1.56 Waterhuishoudkundige voorzieningen

Waterhuishoudkundige voorzieningen zijn voorzieningen die nodig zijn ten behoeve van een goede wateraanvoer, waterafvoer, waterberging en waterkwaliteit.

1.57 Waterpeil

De hoogte (het niveau) van de waterspiegel gemeten naar NAP op het moment van aanvraag van de vergunning, afwijking of bestemmingswijziging. Dit kan betrekking hebben op zowel oppervlaktewater als grondwater.

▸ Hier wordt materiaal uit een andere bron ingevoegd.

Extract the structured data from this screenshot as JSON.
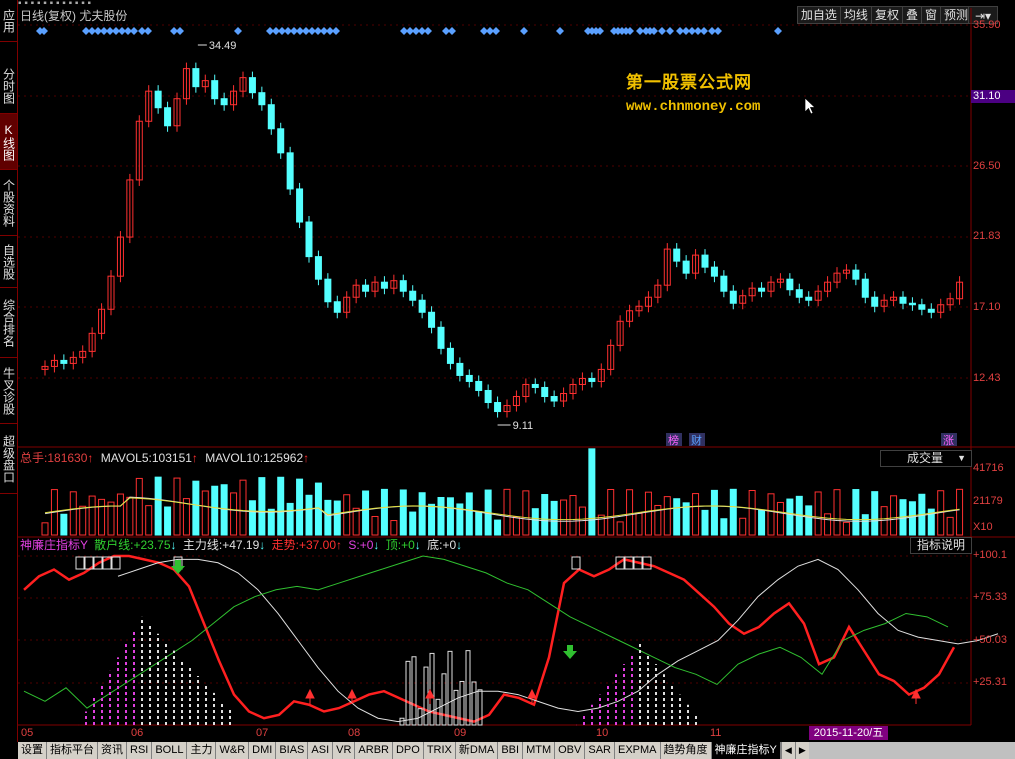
{
  "left_bar": [
    {
      "label": "应用"
    },
    {
      "label": "分时图"
    },
    {
      "label": "K线图",
      "active": true
    },
    {
      "label": "个股资料"
    },
    {
      "label": "自选股"
    },
    {
      "label": "综合排名"
    },
    {
      "label": "牛叉诊股"
    },
    {
      "label": "超级盘口"
    }
  ],
  "title": "日线(复权) 尤夫股份",
  "toolbar": [
    "加自选",
    "均线",
    "复权",
    "叠",
    "窗",
    "预测"
  ],
  "watermark": {
    "line1": "第一股票公式网",
    "line2": "www.chnmoney.com"
  },
  "price_axis": [
    "35.90",
    "31.10",
    "26.50",
    "21.83",
    "17.10",
    "12.43"
  ],
  "price_axis_highlight": "31.10",
  "price_markers": {
    "high": "34.49",
    "low": "9.11"
  },
  "events": {
    "e1": "榜",
    "e2": "财",
    "e3": "涨"
  },
  "volume": {
    "total_label": "总手:",
    "total_value": "181630",
    "ma5_label": "MAVOL5:",
    "ma5_value": "103151",
    "ma10_label": "MAVOL10:",
    "ma10_value": "125962",
    "dropdown": "成交量",
    "axis": [
      "41716",
      "21179",
      "X10"
    ]
  },
  "indicator": {
    "name": "神廉庄指标Y",
    "sanhu_label": "散户线:",
    "sanhu_value": "+23.75",
    "zhuli_label": "主力线:",
    "zhuli_value": "+47.19",
    "zoushi_label": "走势:",
    "zoushi_value": "+37.00",
    "s_label": "S:",
    "s_value": "+0",
    "ding_label": "顶:",
    "ding_value": "+0",
    "di_label": "底:",
    "di_value": "+0",
    "button": "指标说明",
    "axis": [
      "+100.1",
      "+75.33",
      "+50.03",
      "+25.31"
    ]
  },
  "x_axis": [
    "05",
    "06",
    "07",
    "08",
    "09",
    "10",
    "11"
  ],
  "date_badge": "2015-11-20/五",
  "tabs": [
    "设置",
    "指标平台",
    "资讯",
    "RSI",
    "BOLL",
    "主力",
    "W&R",
    "DMI",
    "BIAS",
    "ASI",
    "VR",
    "ARBR",
    "DPO",
    "TRIX",
    "新DMA",
    "BBI",
    "MTM",
    "OBV",
    "SAR",
    "EXPMA",
    "趋势角度",
    "神廉庄指标Y"
  ],
  "active_tab": "神廉庄指标Y",
  "colors": {
    "up": "#ff3030",
    "down": "#54ffff",
    "axis": "#e04040",
    "grid": "#800000",
    "highlight": "#4b0082",
    "brand": "#f0c000"
  },
  "icons": [
    "right-arrow-icon",
    "dropdown-icon",
    "tab-left-icon",
    "tab-right-icon"
  ]
}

1.58 Wet/wettelijke regelingen

Indien en voor zover in deze regels wordt verwezen naar wettelijke regelingen c.q. verordeningen e.d., dienen deze regelingen te worden gelezen zoals deze luiden op het tijdstip van de tervisielegging van het ontwerpplan, tenzij anders bepaald.

1.59 Woning

Een (gedeelte van een) gebouw dat dient voor de permanente huisvesting van één huishouden.

1.60 Zolder

Zolder onder een kap voor zover de hoogte van de borstwering ter plaatse van de omtrekmuren minder dan 80 cm boven de vloer is gelegen.

1.61 Zijerf

Het bij een gebouw (bijvoorbeeld een woning) behorende erf, dat is gelegen naast de zijgevellijn van een gebouw of in ieder geval naast het bouwvlak.

1.62 Zijgevel

De zijgevel links of rechts, meestal haaks op de voorgevel, zoals deze bij de bouw is gerealiseerd en grenzend aan het zijerf.